Photography: Jérôme Nadeau
Montreal-based artist Jérôme Nadeau, MFA 16, describes his images as “indexical traces of themselves. Two mirrors facing each other, infinitely reflecting themselves.”
Nadeau was the recipient of the Roloff Beny Foundation Fellowship in Photography in 2014. The $10,000 fellowship is awarded yearly by the Concordia Department of Studio Arts’ photography program to a graduate student for his or her outstanding artistic and academic achievement. In 2013 Nadeau also won a Mildred Lande and Margot Lande Graduate Scholarship in Photography.
The Roloff Beny Fellowship allows a student to pursue a photography project shown at a later date. Nadeau will exhibit the first instalment of his resulting work, Quiet Qualms, in spring 2017 at the artist space REPENTLESS in Montreal.
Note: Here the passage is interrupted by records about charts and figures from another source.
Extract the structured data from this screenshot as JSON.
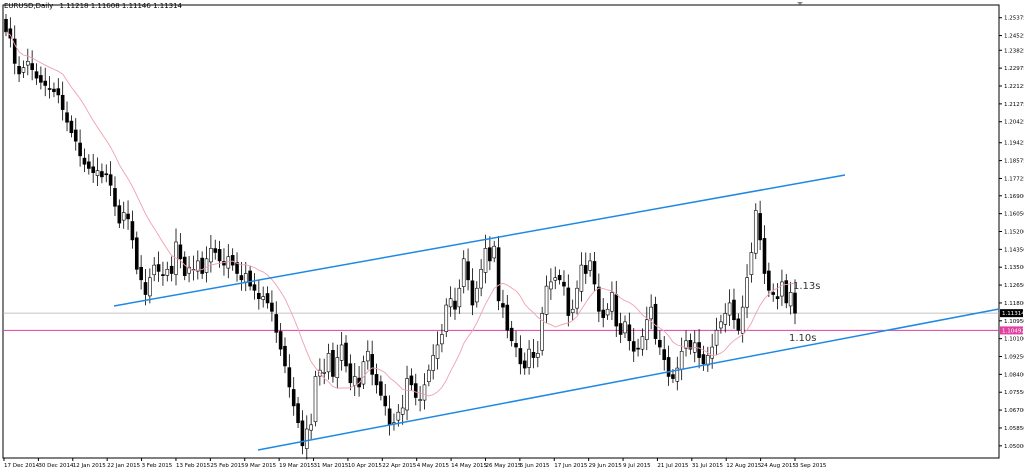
{
  "header": {
    "symbol": "EURUSD,Daily",
    "ohlc": "1.11218 1.11608 1.11146 1.11314"
  },
  "colors": {
    "candle": "#000000",
    "moving_average": "#f0a0b0",
    "trendline": "#1e88e5",
    "horizontal_line": "#e040a0",
    "bid_line": "#b0b0b0",
    "price_tag_bg": "#000000",
    "pink_tag_bg": "#e040a0"
  },
  "chart_data": {
    "type": "candlestick",
    "title": "EURUSD,Daily",
    "ylim": [
      1.0442,
      1.2598
    ],
    "y_ticks": [
      "1.25375",
      "1.24525",
      "1.23825",
      "1.22975",
      "1.22125",
      "1.21275",
      "1.20425",
      "1.19425",
      "1.18575",
      "1.17725",
      "1.16900",
      "1.16050",
      "1.15200",
      "1.14350",
      "1.13500",
      "1.12650",
      "1.11800",
      "1.10950",
      "1.10100",
      "1.09250",
      "1.08400",
      "1.07550",
      "1.06700",
      "1.05850",
      "1.05000",
      "1.04175"
    ],
    "x_ticks": [
      "17 Dec 2014",
      "30 Dec 2014",
      "12 Jan 2015",
      "22 Jan 2015",
      "3 Feb 2015",
      "13 Feb 2015",
      "25 Feb 2015",
      "9 Mar 2015",
      "19 Mar 2015",
      "31 Mar 2015",
      "10 Apr 2015",
      "22 Apr 2015",
      "4 May 2015",
      "14 May 2015",
      "26 May 2015",
      "5 Jun 2015",
      "17 Jun 2015",
      "29 Jun 2015",
      "9 Jul 2015",
      "21 Jul 2015",
      "31 Jul 2015",
      "12 Aug 2015",
      "24 Aug 2015",
      "3 Sep 2015"
    ],
    "current_price": "1.11314",
    "horizontal_level": "1.10492",
    "annotations": [
      "1.13s",
      "1.10s"
    ],
    "closes": [
      1.247,
      1.244,
      1.232,
      1.227,
      1.23,
      1.233,
      1.229,
      1.225,
      1.223,
      1.2215,
      1.22,
      1.2185,
      1.217,
      1.21,
      1.204,
      1.199,
      1.195,
      1.188,
      1.184,
      1.182,
      1.18,
      1.181,
      1.178,
      1.179,
      1.174,
      1.164,
      1.156,
      1.161,
      1.158,
      1.148,
      1.134,
      1.129,
      1.122,
      1.13,
      1.136,
      1.133,
      1.131,
      1.134,
      1.132,
      1.147,
      1.139,
      1.131,
      1.135,
      1.134,
      1.138,
      1.132,
      1.139,
      1.144,
      1.142,
      1.138,
      1.136,
      1.14,
      1.136,
      1.132,
      1.129,
      1.132,
      1.126,
      1.124,
      1.12,
      1.121,
      1.118,
      1.114,
      1.104,
      1.096,
      1.088,
      1.078,
      1.069,
      1.061,
      1.05,
      1.058,
      1.06,
      1.083,
      1.086,
      1.085,
      1.094,
      1.083,
      1.092,
      1.098,
      1.088,
      1.08,
      1.083,
      1.078,
      1.09,
      1.095,
      1.084,
      1.079,
      1.074,
      1.069,
      1.06,
      1.061,
      1.066,
      1.068,
      1.082,
      1.079,
      1.073,
      1.072,
      1.079,
      1.086,
      1.093,
      1.098,
      1.103,
      1.117,
      1.12,
      1.115,
      1.125,
      1.139,
      1.129,
      1.117,
      1.125,
      1.134,
      1.144,
      1.138,
      1.145,
      1.119,
      1.116,
      1.105,
      1.1,
      1.097,
      1.089,
      1.087,
      1.096,
      1.092,
      1.094,
      1.113,
      1.126,
      1.128,
      1.13,
      1.129,
      1.126,
      1.112,
      1.115,
      1.125,
      1.136,
      1.132,
      1.138,
      1.127,
      1.114,
      1.111,
      1.115,
      1.123,
      1.107,
      1.103,
      1.109,
      1.1,
      1.095,
      1.096,
      1.102,
      1.11,
      1.116,
      1.101,
      1.097,
      1.091,
      1.083,
      1.082,
      1.087,
      1.095,
      1.1,
      1.096,
      1.099,
      1.092,
      1.089,
      1.093,
      1.097,
      1.105,
      1.109,
      1.113,
      1.118,
      1.11,
      1.105,
      1.116,
      1.13,
      1.142,
      1.162,
      1.148,
      1.132,
      1.124,
      1.122,
      1.12,
      1.128,
      1.118,
      1.123,
      1.1131
    ]
  }
}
Nadeau explains that Quiet Qualms was inspired by Argentinian writer Jorge Luis Borges. He used the fellowship funds to record video footage at the Borges Labyrinth of the Cini Foundation in Venice, Italy, and two other Italian labyrinths in May 2016. “Exploring mazes as unknown fields of incidences, I want to represent reality as an indecipherable, inescapable mesh,” Nadeau says.
In the multi-channel video installation Quiet Qualms, “The camera follows a lover, seemingly distant, roaming around, seeking exit,” he writes. “Looking for something that can’t be found, a void, nothingness.”
Nadeau appreciates the creative hothouse atmosphere of Concordia’s photography program. “It was a stimulating environment,” he says. “The ongoing conversation with professors and peers was precious.”